What are Nispero's - These are small peach-coloured fruits they are a little fussy to prepare but have a delicate taste. These can be enjoyed during the Spring season
While the skin can be eaten the best bit is inside, the flesh. The fruit contains large seeds that are toxic and must not be eaten as they contain cyanogenic glycosides, mainly amygdalin, which release cyanide. Lots of people make chutney, jelly and jam using the Nispero.
They are low in calories, and packed full of antioxidants, vitamins and rich in soluble fibre, they also contain vitamins' A, C and E, and traces of the groups B, B1, B6, B2 and B, with potassium, phosphorus, calcium, magnesium, sodium, iron, zinc, iodine and Selenium!! Despite all this they taste lovely! it is said that they may promote heart health, have anticancer properties, improve metabolic health and offer anti-inflammatory properties.
You will see these being grown in the valley of Callosa d'En Sarrià, just 15 minutes inland from Benidorm, they are our locally produced "superfood".
Fruit in Spain a Seasonal Guide.
Ingredients
Filling
2 lbs Nisperos, seeded and quartered
7 tbs Sugar
1 tbs All Purpose Flour
1/4 teaspoon Almond Extract
1 teaspoon cinnamon
1 1/2 teaspoons Lemon or Orange Juice, fresh squeezed
Topping
3/4 cup All Purpose Flour
3/4 teaspoon Baking Powder
1/4 teaspoon Baking Soda
1/2 teaspoon salt
3 teaspoons sugar (reserved)
1/2 cup Buttermilk well shaken
3 tbs Cold unsalted butter cut into bits
Filling
Preheat oven to 400°F. 200ºC
Toss all filling ingredients together in a 9-inch glass or ceramic pie plate and allow to stand for about 30 minutes.
Make Topping
Sift together flour, baking powder and soda, salt, and 1 teaspoon sugar in a bowl.
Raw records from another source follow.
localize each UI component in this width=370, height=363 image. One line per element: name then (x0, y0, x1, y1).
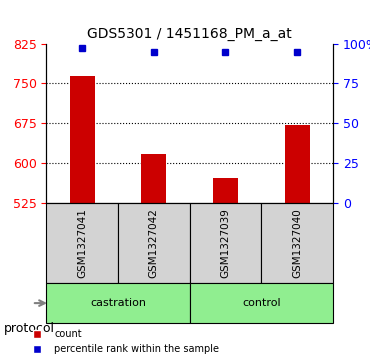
Legend: count, percentile rank within the sample: count, percentile rank within the sample (23, 326, 223, 358)
Text: GSM1327039: GSM1327039 (221, 208, 231, 278)
FancyBboxPatch shape (46, 203, 118, 283)
Legend:  (23, 350, 31, 358)
Text: protocol: protocol (4, 322, 55, 335)
Text: castration: castration (90, 298, 146, 308)
Bar (213, 178, 238, 203)
FancyBboxPatch shape (118, 203, 190, 283)
FancyBboxPatch shape (46, 283, 190, 323)
Text: GSM1327041: GSM1327041 (77, 208, 87, 278)
Bar (70, 76, 95, 203)
Bar (141, 154, 166, 203)
FancyBboxPatch shape (261, 203, 333, 283)
Bar (285, 125, 310, 203)
FancyBboxPatch shape (190, 203, 261, 283)
Text: GSM1327040: GSM1327040 (292, 208, 302, 278)
Text: control: control (242, 298, 280, 308)
FancyBboxPatch shape (190, 283, 333, 323)
Text: GSM1327042: GSM1327042 (149, 208, 159, 278)
Title: GDS5301 / 1451168_PM_a_at: GDS5301 / 1451168_PM_a_at (87, 27, 292, 41)
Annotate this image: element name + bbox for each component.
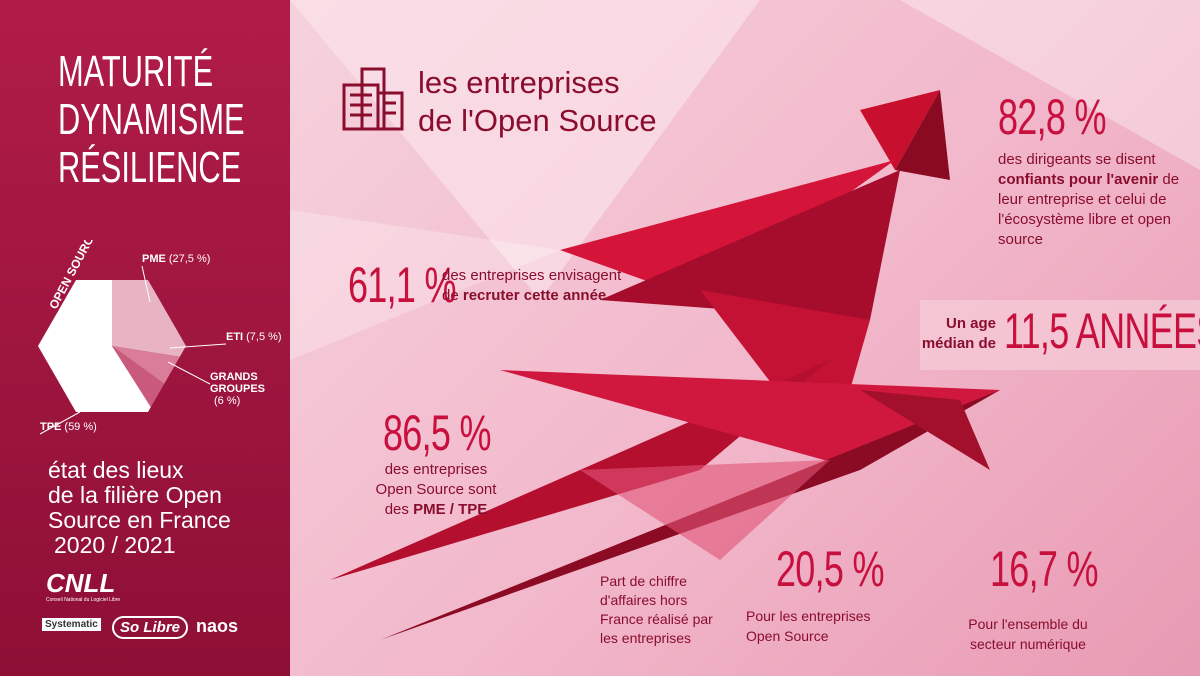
text: Pour l'ensemble du secteur numérique — [968, 616, 1088, 652]
subtitle-line: Source en France — [48, 507, 231, 533]
bold-text: Un age médian de — [921, 315, 996, 352]
pie-wedge — [112, 346, 186, 412]
stat-value: 20,5 % — [776, 541, 884, 597]
stat-text: Un age médian de — [910, 314, 996, 354]
logo-caption: Conseil National du Logiciel Libre — [46, 597, 121, 603]
subtitle-line: 2020 / 2021 — [54, 532, 176, 558]
sidebar-subtitle: état des lieux de la filière Open Source… — [48, 458, 231, 558]
pie-value-label: (27,5 %) — [169, 253, 211, 265]
leader-line — [169, 343, 227, 349]
stat-text: des dirigeants se disent confiants pour … — [998, 150, 1188, 250]
bold-text: PME / TPE — [413, 501, 488, 518]
sidebar: MATURITÉ DYNAMISME RÉSILIENCE OPEN SOURC… — [0, 0, 290, 676]
pie-chart: OPEN SOURCE PME (27,5 %)ETI (7,5 %)GRANDSG… — [38, 240, 282, 435]
pie-value-label: (59 %) — [64, 421, 96, 433]
text: des dirigeants se disent — [998, 151, 1156, 168]
heading-line: les entreprises — [418, 65, 620, 100]
logo: So Libre — [112, 616, 189, 639]
logo: naos — [196, 616, 239, 636]
pie-label: GRANDS — [210, 371, 258, 383]
sidebar-title: MATURITÉ DYNAMISME RÉSILIENCE — [58, 48, 324, 192]
title-line: RÉSILIENCE — [58, 143, 242, 192]
stat-value: 86,5 % — [383, 405, 491, 461]
logo: Systematic — [42, 618, 101, 631]
leader-line — [39, 411, 81, 435]
subtitle-line: état des lieux — [48, 457, 184, 483]
stat-text: Pour l'ensemble du secteur numérique — [958, 614, 1098, 654]
pie-label: GROUPES — [210, 383, 265, 395]
title-line: DYNAMISME — [58, 95, 245, 144]
caption: Part de chiffre d'affaires hors France r… — [600, 573, 713, 646]
subtitle-line: de la filière Open — [48, 482, 222, 508]
pie-label: TPE (59 %) — [40, 421, 97, 433]
leader-line — [167, 361, 211, 385]
heading: les entreprises de l'Open Source — [418, 64, 657, 140]
title-line: MATURITÉ — [58, 47, 214, 96]
stat-value: 82,8 % — [998, 89, 1106, 145]
text: des entreprises Open Source sont des — [375, 461, 497, 518]
stat-text: des entreprises Open Source sont des PME… — [370, 460, 502, 520]
text: des entreprises envisagent de — [442, 267, 622, 304]
pie-label: ETI (7,5 %) — [226, 331, 282, 343]
pie-label: PME (27,5 %) — [142, 253, 210, 265]
stat-value: 16,7 % — [990, 541, 1098, 597]
logo: CNLL — [46, 568, 116, 598]
stat-text: des entreprises envisagent de recruter c… — [442, 266, 632, 306]
heading-line: de l'Open Source — [418, 103, 657, 138]
stat-text: Pour les entreprises Open Source — [746, 606, 906, 646]
stat-value: 61,1 % — [348, 257, 456, 313]
building-icon — [342, 67, 404, 131]
bold-text: recruter cette année — [462, 287, 607, 304]
leader-line — [141, 265, 151, 303]
text: Pour les entreprises Open Source — [746, 608, 871, 644]
pie-value-label: (7,5 %) — [246, 331, 281, 343]
pie-wedge — [112, 346, 186, 411]
text: de leur entreprise et celui de l'écosyst… — [998, 171, 1180, 248]
stat-value: 11,5 ANNÉES — [1004, 303, 1200, 359]
pie-value-label: (6 %) — [214, 395, 240, 407]
bold-text: confiants pour l'avenir — [998, 171, 1159, 188]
Blend in butter with your fingertips or a pastry blender until mixture resembles coarse meal.
Stir in buttermilk with a fork just until combined (do not over mix).
Drop rounded tablespoons of dough over filling, leaving spaces in between to allow topping to expand.
Sprinkle with remaining 2 teaspoons sugar.
Bake cobbler in middle of oven until fruit is tender and topping is golden, about 30 minutes.
Cool slightly, about 15 minutes, and serve warm.